By the time we reached the subway, I almost forgot how it started. He gestured subtly. “Subway?”

“Yeah.”

“Would’ve guessed you were a cab kind of person,” he teased.

“Not tonight.”

He smiled, steady and deliberate. “Can I give you my number? Just in case your umbrella gives up again.”

I hesitated for maybe half a breath, then handed him my phone. His fingers moved quickly, typing his number in, saving himself as Adrian—with no emojis, no gimmicks. Just clean and direct. When he gave it back, he met my eyes as though to seal it.

“Goodnight, Clara.”

And that was it. He walked off into the rain like a scene from a movie I didn’t know I’d been cast in.

I remember descending the subway stairs that night with something fluttering in me I hadn’t felt for years. It wasn’t love, not even close. It was possibility.

When my phone buzzed later that night, it was a short message.

“Hope your train wasn’t too crowded. —Adrian”

Simple. Unassuming. Somehow perfect.

Over the next week, messages became conversations. Conversations became calls. By the time he asked me to dinner, we’d built a rhythm that felt both natural and strangely intense. He was everything the others weren’t: thoughtful, respectful, attentive. He noticed the little things—my tendency to tap my pen when I was anxious, the way I always checked my watch twice before leaving. On our second date he brought a book I’d once mentioned offhand as my favorite, saying he wanted to “understand me better.”

No one had ever done that before.

Of course, my friends were thrilled. Renee, my roommate, practically performed a celebratory dance in the kitchen when I told her. She insisted on scrolling through his pictures he’d shared with me: Adrian smiling under a cascade of city lights, candid ones of him sketching building designs, a clean apartment that looked like something out of a magazine.

“He’s almost too perfect,” Renee said with a grin. “Don’t mess this up, Hayes.
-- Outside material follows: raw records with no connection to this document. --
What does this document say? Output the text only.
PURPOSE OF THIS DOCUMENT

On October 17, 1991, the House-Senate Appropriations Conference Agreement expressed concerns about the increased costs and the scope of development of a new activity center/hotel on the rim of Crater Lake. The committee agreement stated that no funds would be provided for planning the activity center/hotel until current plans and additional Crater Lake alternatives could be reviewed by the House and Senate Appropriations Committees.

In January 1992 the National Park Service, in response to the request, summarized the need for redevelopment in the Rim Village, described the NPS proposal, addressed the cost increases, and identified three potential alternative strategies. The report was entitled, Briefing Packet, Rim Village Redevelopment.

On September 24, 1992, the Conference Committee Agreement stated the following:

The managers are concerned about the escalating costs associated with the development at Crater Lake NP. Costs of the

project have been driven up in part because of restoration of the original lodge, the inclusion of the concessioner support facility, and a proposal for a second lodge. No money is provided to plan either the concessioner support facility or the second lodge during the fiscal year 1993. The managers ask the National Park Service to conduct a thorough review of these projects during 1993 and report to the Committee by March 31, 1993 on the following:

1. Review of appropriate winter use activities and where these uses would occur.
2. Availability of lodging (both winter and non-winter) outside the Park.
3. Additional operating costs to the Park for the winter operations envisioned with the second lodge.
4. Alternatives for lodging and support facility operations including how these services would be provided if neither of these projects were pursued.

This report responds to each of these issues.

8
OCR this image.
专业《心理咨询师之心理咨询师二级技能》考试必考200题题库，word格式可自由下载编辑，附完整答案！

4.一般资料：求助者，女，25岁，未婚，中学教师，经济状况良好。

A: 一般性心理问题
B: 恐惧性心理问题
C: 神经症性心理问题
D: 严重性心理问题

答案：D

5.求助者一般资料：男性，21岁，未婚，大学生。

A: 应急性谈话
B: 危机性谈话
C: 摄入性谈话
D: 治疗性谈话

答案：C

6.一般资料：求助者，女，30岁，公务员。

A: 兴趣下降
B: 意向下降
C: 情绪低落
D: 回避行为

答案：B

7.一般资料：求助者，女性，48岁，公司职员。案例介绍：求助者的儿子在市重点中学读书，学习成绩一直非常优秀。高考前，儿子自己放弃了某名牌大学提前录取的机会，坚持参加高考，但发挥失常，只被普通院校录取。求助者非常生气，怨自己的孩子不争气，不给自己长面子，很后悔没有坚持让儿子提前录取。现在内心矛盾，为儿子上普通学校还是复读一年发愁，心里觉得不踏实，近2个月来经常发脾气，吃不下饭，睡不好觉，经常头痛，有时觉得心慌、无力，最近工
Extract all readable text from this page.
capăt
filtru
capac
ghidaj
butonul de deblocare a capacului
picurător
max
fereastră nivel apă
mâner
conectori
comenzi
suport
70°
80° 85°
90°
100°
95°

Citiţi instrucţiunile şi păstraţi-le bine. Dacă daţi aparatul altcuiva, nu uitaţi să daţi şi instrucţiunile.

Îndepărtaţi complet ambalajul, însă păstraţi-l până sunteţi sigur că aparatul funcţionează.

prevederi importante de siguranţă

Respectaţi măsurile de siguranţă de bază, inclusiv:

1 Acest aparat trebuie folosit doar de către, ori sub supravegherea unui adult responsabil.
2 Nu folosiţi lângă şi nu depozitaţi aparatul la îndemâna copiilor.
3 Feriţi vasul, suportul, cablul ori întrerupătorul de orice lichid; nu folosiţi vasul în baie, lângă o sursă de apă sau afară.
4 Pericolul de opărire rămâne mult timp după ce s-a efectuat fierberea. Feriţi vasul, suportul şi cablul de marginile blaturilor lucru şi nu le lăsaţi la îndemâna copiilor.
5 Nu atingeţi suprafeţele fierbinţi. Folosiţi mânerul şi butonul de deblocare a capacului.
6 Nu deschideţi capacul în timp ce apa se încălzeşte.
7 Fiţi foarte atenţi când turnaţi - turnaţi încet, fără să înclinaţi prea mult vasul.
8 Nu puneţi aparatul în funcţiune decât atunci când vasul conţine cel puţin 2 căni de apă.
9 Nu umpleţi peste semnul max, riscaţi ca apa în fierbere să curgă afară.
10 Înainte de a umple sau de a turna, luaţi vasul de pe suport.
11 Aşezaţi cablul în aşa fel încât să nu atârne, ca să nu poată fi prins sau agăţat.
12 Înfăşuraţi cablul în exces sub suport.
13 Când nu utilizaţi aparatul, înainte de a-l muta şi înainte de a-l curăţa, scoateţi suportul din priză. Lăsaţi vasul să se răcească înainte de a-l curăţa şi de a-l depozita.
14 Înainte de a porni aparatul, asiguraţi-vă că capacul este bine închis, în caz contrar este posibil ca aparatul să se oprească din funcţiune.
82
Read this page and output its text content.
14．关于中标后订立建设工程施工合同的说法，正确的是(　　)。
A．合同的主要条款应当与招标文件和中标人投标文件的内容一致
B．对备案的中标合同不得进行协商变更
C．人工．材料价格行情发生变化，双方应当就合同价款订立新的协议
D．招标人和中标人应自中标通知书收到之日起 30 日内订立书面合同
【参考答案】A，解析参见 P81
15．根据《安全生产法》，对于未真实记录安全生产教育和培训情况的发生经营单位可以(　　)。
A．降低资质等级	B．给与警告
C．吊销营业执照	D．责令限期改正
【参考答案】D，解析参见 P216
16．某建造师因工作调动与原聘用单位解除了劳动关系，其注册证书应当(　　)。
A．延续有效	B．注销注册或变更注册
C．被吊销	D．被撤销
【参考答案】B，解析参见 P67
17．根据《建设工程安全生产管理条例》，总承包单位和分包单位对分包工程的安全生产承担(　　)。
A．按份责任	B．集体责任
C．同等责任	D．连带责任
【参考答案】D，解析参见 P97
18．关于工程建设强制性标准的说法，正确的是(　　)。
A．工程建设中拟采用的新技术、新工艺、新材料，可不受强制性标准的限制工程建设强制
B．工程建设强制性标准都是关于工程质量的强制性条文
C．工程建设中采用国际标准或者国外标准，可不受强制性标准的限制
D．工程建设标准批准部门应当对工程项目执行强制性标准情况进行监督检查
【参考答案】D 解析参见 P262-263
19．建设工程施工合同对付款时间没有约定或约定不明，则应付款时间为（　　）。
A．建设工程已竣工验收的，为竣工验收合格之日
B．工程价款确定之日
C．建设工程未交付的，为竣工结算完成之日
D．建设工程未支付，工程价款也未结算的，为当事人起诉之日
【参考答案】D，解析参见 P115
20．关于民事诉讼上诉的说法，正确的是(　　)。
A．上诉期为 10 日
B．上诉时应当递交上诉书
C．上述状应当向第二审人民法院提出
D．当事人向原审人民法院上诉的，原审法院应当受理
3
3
This could be the one.”

I laughed it off, but the words pierced deeper than she knew. The one. I’d long stopped believing in the concept. Still, when Adrian brushed a rain-soaked strand of my hair behind my ear on our fourth date, I let myself wonder.

Yet in the silence of my bedroom at night came the doubts I couldn’t voice. How did someone like him, polished, ambitious, magnetic, end up interested in someone like me? Why didn’t he talk much about his past, despite being curious about mine? Why did his stories sometimes… shift? Tiny details, nothing glaring, but just enough to snag in my mind.

One night, curled comfortably against him after dinner at his place, I noticed a scar etched faintly down the side of his hand. It looked old, the kind that could only come from something violent.

“What happened?” I asked lightly, tracing it with my finger.

Adrian glanced at his hand as though just realizing it was there, then shrugged with a smile. “I don’t remember. Old accident.”

Then he kissed me, like that small answer didn’t matter, as if the way he pulled me close was enough to erase questions.

For a while, it was.

Until the morning headlines shattered the city.

Woman Found Dead in Chelsea Apartment. Police Suspect Serial Killer Targeting Single Women.

I froze at the photo of the victim. Thirty-something, brunette, professional. She looked a little like me.

And that night, when Adrian showed up at my door with takeout and flowers, smiling like the world hadn’t changed at all, I couldn’t stop staring at his hands.

That scar. That careless shrug. That secret he’d hidden so smoothly.

My gut whispered what my heart refused to believe: What if the man I’d just fallen for was the very monster the city was hunting?